The winning project was entitled ‘It’s a long way to Tipperary – The Mystery of the Medal’.
The project focused on a WW1 medal that was discovered in Donegal but traced back by the pupils concerned to the Hynes family in Tipperary.
The medal originally belonged to Philip Hynes who died while serving with the British army during WW1.
The medal was brought to Donegal by the dead soldier’s nephew who was a member of the IRA stationed in Donegal during the civil war.
The medal was lost in Donegal and remained undiscovered for 90 years until it was found by a local man, Benny Gallagher, while digging his garden.
In awarding the prizes, Minister Ciaran Cannon congratulated the pupils of Scoil Cholmcille and their teacher, Christy Gillespie, for their endeavours in bringing such an eventful story to life.
“This is a fantastic story which highlights the impact of the “Decade of Centenaries” on one family. The ‘Mystery of the Medal’ would have remained untold were it not for the excellent research and detective work undertaken by the primary school children in Scoil Cholmcille and their teacher,” said the Minister.
“It a considerable achievement for a primary school to be the overall winner in a competition that it is open to both primary and post primary levels.”
The schools history competition is a jointly funded initiative of the Department of Education and Skills and the Department of Education in Northern Ireland.
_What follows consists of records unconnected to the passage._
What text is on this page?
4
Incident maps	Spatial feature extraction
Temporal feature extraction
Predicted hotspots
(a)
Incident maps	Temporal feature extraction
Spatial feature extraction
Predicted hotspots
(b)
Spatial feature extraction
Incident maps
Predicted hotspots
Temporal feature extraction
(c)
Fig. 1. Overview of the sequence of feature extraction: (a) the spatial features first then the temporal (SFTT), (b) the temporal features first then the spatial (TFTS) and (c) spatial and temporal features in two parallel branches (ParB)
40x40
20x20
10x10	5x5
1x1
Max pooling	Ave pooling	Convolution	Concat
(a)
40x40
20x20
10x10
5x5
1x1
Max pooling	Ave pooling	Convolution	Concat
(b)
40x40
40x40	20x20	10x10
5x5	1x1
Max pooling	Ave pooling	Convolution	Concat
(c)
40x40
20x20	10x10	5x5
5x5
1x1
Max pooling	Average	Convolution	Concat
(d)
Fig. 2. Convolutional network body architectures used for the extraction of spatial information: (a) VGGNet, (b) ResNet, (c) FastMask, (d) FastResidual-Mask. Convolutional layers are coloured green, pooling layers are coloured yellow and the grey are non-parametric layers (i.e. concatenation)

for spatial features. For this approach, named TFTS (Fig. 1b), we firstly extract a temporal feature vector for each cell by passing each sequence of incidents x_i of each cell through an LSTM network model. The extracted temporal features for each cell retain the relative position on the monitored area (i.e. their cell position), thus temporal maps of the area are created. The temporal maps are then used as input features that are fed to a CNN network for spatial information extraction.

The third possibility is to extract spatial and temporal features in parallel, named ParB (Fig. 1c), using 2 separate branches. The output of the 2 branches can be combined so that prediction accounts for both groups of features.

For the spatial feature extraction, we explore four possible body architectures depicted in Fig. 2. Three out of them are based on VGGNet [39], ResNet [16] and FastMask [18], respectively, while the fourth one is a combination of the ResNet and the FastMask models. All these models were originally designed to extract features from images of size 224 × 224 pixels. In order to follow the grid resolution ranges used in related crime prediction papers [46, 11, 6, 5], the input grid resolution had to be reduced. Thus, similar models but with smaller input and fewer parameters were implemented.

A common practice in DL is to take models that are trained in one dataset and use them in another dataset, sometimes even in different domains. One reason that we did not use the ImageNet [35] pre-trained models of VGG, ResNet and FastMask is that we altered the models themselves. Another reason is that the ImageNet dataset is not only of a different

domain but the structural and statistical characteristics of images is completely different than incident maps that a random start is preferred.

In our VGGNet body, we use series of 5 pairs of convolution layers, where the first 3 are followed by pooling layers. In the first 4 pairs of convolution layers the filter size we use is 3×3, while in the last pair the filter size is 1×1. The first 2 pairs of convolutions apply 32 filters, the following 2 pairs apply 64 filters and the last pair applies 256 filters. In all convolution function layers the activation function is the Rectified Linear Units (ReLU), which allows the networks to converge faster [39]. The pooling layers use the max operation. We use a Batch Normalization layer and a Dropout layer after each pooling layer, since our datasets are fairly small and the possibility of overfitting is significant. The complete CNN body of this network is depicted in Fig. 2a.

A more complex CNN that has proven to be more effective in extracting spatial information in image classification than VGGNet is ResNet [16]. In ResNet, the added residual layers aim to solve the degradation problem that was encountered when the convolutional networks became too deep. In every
This joint cross-border initiative forms part of the ‘Decade of Centenaries’ commemorations which are being organised to mark the centenary of the many important historical events that occurred in the period 1912-1922.
The competition invited primary and post primary students from schools across Ireland to examine the impact of a particular event or person from the decade 1912–1922 on their local area. Out of the 182 projects received, 12 winners were selected by a three person panel chaired by Professor Mary Daly of University College, Dublin.
As well as the overall winning project there were four provincial winners and seven other winners. The provincial winners came from 6th class in Scoil Mhuire, Moycullen Co. Galway; 5th Year pupils in Meánscoil Iognáid Rís in Naas; pupils in 5th and 6th class in Kilrossanty National School in Co. Waterford, and Year 10M pupils from Drumragh Integrated College in Omagh, Co. Tyrone.
Minister Cannon praised the efforts of all of the winners, “Your work reflects very positively on yourselves as individuals and classes. It also reflects very well on your teachers and school communities who have clearly provided able support and encouragement to your efforts. I hope this competition has stimulated your passion for history that will stay with you forever.”
Minister Cannon also thanked everyone who had submitted a project to the competition for their efforts.
The overall winning entry received book tokens in the value of €1,250 along with a year’s subscription to History Ireland. An edited version of the overall winning project will also be considered for publication in History Ireland. All of the 12 winning projects will be published on-line on the Scoilnet website (www.scoilnet.ie).